Brad Barber, a finance professor at the University of California-Davis School of Management who wasn't involved in Mr. Rajgopal's study, cautioned that the paper is in preliminary form and hasn't yet been through the academic review process.
“It nonetheless raises interesting questions, if proven to be accurate,” Mr. Barber said.
Beginning in August 2010, the SEC's ethics rules prohibited employees from buying or selling shares of companies under investigation and generally required them to obtain permission before trading. The rules forbid them from trading in any financial company directly regulated by the SEC, such as a bank- owned broker-dealer. The rules also generally require workers to hold any stock they buy while working at the SEC for six months before selling the shares.
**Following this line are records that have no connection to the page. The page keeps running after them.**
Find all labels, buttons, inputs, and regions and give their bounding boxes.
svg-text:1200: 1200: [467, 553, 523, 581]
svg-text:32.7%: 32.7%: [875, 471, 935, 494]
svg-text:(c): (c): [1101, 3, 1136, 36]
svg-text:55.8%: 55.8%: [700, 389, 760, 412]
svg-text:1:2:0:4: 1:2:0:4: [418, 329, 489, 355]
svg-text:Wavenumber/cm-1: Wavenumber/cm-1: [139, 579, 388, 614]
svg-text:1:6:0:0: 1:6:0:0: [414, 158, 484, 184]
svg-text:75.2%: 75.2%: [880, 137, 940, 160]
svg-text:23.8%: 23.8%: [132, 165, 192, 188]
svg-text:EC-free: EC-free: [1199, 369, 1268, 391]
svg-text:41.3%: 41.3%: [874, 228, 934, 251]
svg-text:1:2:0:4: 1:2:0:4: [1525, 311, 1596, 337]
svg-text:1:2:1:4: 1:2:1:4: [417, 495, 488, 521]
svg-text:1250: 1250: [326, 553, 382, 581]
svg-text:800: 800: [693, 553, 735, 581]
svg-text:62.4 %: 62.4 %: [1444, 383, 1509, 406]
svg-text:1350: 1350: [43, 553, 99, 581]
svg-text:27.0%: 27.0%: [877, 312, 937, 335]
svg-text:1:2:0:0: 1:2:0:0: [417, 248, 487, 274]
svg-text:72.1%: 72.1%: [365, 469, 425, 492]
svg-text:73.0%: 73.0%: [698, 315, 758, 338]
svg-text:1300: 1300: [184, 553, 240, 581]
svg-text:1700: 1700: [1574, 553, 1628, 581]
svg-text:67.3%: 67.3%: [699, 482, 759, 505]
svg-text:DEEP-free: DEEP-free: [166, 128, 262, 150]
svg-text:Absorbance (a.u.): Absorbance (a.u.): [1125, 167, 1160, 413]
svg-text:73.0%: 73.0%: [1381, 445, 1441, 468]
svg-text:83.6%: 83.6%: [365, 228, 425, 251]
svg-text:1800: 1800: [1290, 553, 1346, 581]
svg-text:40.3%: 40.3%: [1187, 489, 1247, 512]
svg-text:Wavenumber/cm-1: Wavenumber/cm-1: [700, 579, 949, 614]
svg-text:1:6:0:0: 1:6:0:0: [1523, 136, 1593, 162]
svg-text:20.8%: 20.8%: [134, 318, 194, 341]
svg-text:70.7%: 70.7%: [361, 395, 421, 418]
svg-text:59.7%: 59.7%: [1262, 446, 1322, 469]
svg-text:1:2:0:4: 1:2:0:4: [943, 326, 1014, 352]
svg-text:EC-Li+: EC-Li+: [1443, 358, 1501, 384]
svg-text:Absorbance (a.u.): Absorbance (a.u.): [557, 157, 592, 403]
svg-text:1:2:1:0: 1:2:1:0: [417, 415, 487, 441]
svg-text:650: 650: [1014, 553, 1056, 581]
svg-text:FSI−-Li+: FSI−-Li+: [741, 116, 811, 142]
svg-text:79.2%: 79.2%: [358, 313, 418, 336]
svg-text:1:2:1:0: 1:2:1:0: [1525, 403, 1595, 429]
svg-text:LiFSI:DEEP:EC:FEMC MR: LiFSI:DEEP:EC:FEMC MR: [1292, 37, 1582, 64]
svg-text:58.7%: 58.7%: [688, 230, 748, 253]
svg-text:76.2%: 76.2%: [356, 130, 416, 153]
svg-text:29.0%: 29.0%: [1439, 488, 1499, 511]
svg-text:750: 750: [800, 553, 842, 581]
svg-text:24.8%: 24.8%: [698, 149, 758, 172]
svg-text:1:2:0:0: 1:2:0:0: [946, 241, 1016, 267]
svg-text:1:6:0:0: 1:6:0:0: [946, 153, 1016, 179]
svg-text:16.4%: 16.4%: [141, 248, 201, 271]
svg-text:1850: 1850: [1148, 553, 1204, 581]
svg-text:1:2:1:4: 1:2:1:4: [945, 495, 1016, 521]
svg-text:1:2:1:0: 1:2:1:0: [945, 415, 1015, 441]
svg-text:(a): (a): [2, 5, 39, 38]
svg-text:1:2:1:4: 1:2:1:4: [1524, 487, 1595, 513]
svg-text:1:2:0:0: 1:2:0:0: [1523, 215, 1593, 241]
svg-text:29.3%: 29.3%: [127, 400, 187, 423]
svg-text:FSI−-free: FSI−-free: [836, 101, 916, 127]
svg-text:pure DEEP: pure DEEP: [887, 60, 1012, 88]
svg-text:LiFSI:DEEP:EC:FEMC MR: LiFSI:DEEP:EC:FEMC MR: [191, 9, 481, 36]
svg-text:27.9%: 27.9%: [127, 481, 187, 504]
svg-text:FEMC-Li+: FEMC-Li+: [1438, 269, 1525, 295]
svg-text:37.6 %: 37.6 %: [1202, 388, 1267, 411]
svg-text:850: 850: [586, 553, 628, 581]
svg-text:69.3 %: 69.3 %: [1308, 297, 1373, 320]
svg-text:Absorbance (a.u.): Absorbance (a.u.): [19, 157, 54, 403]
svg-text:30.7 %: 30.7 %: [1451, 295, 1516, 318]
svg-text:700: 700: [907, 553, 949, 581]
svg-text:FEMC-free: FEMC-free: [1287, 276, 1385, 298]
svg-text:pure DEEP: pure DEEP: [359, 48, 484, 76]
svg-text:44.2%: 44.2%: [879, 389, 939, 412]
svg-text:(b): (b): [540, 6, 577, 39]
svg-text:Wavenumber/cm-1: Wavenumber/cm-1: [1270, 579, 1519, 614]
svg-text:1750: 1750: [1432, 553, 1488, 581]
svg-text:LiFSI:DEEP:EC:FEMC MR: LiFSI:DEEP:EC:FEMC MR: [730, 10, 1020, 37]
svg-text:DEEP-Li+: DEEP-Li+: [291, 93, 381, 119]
The agency said in January it is reviewing the holdings of about 3,400 employees after some of its New York staff was found to own securities prohibited by ethics rules.
ENFORCEMENT ACTIONS
The trades involving the five companies were one part of Mr. Rajgopal's and Mr. White's study. According to the data, SEC employees made 87 trades in shares of JPMorgan, General Electric, Bank of America Corp., Citigroup Inc. and Johnson & Johnson in the 90 days before the SEC announced the companies had paid to settle enforcement claims.
In the case of Bank of America, for example, the researchers examined trades in the three-month pedriod before the firm agreed to pay $150 million on Feb. 4, 2010, to settle claims it misled shareholders about bonuses and losses while acquiring Merrill Lynch & Co. Inc.
In the month before the cases became public, more than 70% of the employee trades were sell orders. Buy and sell orders from all investors in those companies were evenly divided in those time periods, the researchers found.
Some of the employees' sales could have been motivated by a need to comply with the ethics rules on prohibited stocks, Mr. Rajgopal said. “But if that is the case, you still have to wonder about the timing,” he said.
For the broader analysis of the 7,200 trades, the researchers modeled a portfolio based on the SEC employees' investment decisions and found their stock trades beat a market index by as much as 16% from August 2009 to December 2011. They measured the one-year return for each transaction.
The profits generally didn't come from picking stocks, with the researchers finding that SEC employees “appear unable to capture gains in their buy portfolios.” Instead, almost all of the excess return stemmed from selling shares that later declined in value relative to the broader market, they wrote.
That finding indicates employees may have sold shares in companies they knew were under a non-public SEC investigation, the authors write.
“They do manage to get out before bad news hits the market,” Mr. Rajgopal said.